A U.S. watchdog has filed a lawsuit against Capital One, accusing the bank of deceiving consumers regarding its high-interest savings accounts and causing them to lose over $2 billion in interest payments. The Consumer Financial Protection Bureau (CFPB) alleges that Capital One misled customers about its '360 Savings' accounts, which were marketed as offering one of the nation's highest interest rates.
The complaint states that Capital One froze the interest rate on its 360 Savings accounts at a low level for several years, despite national rate increases. The bank introduced '360 Performance Savings' with a significantly higher rate but failed to inform 360 Savings accountholders about this new option, keeping them unaware of the better rates available.
The CFPB claims that Capital One's actions resulted in the bank avoiding billions in interest payments to millions of consumers. The agency is seeking civil penalties and financial relief for those affected by the alleged misconduct.
Responding to the allegations, Capital One expressed strong disagreement and plans to defend itself in court. The bank emphasized that all its 360 banking products offer competitive rates and are easily accessible to both new and existing customers without restrictions.

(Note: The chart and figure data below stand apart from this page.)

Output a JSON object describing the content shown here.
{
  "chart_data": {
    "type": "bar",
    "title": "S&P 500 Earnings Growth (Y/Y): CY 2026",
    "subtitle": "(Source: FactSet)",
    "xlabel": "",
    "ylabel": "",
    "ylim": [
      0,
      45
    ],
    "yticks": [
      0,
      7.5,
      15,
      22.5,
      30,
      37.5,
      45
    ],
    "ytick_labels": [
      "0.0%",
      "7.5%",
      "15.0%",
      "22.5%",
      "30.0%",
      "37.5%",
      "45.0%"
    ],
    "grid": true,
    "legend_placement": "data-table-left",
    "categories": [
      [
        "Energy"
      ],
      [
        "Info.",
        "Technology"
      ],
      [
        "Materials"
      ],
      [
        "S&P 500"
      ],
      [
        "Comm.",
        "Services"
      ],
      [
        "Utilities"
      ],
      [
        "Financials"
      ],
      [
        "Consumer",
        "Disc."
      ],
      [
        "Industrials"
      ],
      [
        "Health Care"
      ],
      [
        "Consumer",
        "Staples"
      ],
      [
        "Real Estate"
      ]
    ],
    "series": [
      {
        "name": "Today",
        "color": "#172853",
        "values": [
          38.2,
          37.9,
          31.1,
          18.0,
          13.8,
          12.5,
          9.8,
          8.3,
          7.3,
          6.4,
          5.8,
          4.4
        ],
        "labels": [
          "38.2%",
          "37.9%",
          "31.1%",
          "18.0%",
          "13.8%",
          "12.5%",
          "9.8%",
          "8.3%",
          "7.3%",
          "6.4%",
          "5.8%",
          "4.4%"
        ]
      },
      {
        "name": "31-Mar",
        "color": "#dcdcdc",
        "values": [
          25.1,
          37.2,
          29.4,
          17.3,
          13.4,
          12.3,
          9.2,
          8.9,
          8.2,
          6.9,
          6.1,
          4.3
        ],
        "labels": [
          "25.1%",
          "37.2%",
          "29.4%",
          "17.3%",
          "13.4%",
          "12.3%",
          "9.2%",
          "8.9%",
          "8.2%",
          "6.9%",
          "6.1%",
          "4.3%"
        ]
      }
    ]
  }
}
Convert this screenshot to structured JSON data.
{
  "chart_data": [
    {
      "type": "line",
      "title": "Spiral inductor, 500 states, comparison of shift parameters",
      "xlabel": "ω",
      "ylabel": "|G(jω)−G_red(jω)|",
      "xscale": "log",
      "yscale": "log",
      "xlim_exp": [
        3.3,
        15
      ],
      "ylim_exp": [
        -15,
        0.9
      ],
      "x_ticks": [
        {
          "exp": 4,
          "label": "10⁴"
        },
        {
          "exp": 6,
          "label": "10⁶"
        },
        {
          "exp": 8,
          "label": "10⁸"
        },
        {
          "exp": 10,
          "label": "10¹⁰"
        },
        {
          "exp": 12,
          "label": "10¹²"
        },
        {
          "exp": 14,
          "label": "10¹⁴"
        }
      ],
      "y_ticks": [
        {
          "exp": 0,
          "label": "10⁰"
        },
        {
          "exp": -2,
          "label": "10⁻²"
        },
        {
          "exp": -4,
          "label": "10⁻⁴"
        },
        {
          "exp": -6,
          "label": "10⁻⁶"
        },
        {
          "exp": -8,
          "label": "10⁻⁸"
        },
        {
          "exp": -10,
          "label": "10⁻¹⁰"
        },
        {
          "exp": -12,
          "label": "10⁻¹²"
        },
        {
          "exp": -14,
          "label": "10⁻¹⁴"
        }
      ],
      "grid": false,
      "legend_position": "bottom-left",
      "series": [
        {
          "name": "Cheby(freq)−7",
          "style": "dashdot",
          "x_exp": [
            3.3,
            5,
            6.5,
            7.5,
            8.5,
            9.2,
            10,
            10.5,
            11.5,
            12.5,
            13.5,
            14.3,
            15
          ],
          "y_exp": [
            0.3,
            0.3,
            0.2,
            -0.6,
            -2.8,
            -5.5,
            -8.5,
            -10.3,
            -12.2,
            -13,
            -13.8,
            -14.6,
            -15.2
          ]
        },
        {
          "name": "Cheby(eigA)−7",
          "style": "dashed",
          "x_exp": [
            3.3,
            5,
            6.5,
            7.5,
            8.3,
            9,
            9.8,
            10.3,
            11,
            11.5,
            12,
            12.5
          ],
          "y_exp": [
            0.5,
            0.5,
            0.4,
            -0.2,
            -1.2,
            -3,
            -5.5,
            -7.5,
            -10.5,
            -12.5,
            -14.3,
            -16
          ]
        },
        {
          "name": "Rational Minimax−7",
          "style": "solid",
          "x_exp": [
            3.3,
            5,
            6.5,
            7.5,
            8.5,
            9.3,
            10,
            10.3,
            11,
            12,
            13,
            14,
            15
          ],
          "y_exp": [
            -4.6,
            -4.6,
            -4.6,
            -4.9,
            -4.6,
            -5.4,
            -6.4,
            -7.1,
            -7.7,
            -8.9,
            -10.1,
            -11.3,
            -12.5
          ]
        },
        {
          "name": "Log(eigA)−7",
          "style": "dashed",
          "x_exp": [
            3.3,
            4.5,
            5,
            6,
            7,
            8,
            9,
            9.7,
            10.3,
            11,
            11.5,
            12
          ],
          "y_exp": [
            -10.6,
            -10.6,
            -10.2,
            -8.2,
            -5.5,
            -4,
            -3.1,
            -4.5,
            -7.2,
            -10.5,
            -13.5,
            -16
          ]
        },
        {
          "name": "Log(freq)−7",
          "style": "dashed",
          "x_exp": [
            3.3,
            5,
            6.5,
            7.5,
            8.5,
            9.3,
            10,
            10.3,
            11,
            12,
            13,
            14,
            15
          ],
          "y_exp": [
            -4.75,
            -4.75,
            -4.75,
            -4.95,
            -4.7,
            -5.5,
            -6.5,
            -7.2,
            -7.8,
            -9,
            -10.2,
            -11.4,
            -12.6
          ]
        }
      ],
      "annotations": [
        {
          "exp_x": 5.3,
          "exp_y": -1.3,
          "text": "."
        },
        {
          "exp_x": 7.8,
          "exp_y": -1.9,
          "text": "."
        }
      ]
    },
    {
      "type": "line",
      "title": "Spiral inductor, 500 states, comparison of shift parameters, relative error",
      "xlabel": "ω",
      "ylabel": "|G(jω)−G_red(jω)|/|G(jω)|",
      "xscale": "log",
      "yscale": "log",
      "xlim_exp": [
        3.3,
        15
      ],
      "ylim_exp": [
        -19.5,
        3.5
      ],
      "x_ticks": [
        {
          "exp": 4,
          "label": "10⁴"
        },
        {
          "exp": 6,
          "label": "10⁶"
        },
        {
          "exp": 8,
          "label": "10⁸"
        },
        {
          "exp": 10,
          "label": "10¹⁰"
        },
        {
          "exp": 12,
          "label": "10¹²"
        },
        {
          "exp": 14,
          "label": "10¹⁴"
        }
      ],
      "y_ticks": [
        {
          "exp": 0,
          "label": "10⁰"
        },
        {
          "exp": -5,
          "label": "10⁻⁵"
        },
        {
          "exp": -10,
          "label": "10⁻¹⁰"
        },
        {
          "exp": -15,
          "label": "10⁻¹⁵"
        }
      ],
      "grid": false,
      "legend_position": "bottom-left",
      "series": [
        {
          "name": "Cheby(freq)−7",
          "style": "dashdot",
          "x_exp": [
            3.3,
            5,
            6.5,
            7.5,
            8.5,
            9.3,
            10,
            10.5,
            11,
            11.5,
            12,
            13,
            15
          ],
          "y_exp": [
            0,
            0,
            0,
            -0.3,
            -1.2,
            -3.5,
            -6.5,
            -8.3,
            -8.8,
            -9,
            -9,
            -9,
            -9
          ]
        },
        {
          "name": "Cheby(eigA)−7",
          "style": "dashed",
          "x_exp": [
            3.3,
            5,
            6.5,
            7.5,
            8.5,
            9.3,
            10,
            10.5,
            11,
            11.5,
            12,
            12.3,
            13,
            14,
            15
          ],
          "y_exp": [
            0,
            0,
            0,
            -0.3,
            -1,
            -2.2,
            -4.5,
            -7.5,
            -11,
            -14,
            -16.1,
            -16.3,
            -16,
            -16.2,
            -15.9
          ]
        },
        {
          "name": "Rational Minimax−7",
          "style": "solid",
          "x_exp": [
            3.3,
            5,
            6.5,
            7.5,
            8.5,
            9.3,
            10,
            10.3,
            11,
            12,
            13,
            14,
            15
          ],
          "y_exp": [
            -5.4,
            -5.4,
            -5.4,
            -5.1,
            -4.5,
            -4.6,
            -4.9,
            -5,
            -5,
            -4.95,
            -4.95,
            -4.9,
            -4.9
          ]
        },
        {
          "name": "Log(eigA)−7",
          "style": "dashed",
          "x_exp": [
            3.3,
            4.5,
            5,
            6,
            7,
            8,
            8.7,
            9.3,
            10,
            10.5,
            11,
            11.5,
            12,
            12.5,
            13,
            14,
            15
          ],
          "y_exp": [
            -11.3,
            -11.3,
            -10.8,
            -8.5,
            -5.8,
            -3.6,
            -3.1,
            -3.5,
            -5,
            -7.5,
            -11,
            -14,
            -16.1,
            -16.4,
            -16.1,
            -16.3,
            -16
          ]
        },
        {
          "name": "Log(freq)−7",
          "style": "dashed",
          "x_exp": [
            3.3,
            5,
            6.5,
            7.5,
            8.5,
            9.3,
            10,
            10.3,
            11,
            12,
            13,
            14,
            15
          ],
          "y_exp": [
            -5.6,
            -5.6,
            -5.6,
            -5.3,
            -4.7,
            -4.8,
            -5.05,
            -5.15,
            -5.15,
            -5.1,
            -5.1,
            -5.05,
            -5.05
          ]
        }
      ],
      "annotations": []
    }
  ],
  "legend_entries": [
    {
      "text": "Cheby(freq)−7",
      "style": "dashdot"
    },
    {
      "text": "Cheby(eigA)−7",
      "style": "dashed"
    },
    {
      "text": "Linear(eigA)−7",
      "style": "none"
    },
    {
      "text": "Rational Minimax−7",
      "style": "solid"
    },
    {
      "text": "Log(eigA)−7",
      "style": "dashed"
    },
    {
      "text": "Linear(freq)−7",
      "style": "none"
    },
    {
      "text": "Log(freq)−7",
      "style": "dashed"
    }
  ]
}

As of now, 360 Savings accounts have an interest rate of around 0.50%, while 360 Performance Savings accounts offer approximately 3.74% interest. The CFPB highlighted that the rate disparity between the two account types has been significant, with 360 Performance Savings rates being over 14 times higher than 360 Savings rates in the past.
The CFPB's complaint reveals that Capital One maintained the 360 Savings rate at 0.30% from December 2020 to at least August 2024, while the 360 Performance Savings rate increased to 4.25% during the same period. The lawsuit comes shortly before the inauguration of the new administration, raising questions about the future of such enforcement actions under the incoming leadership.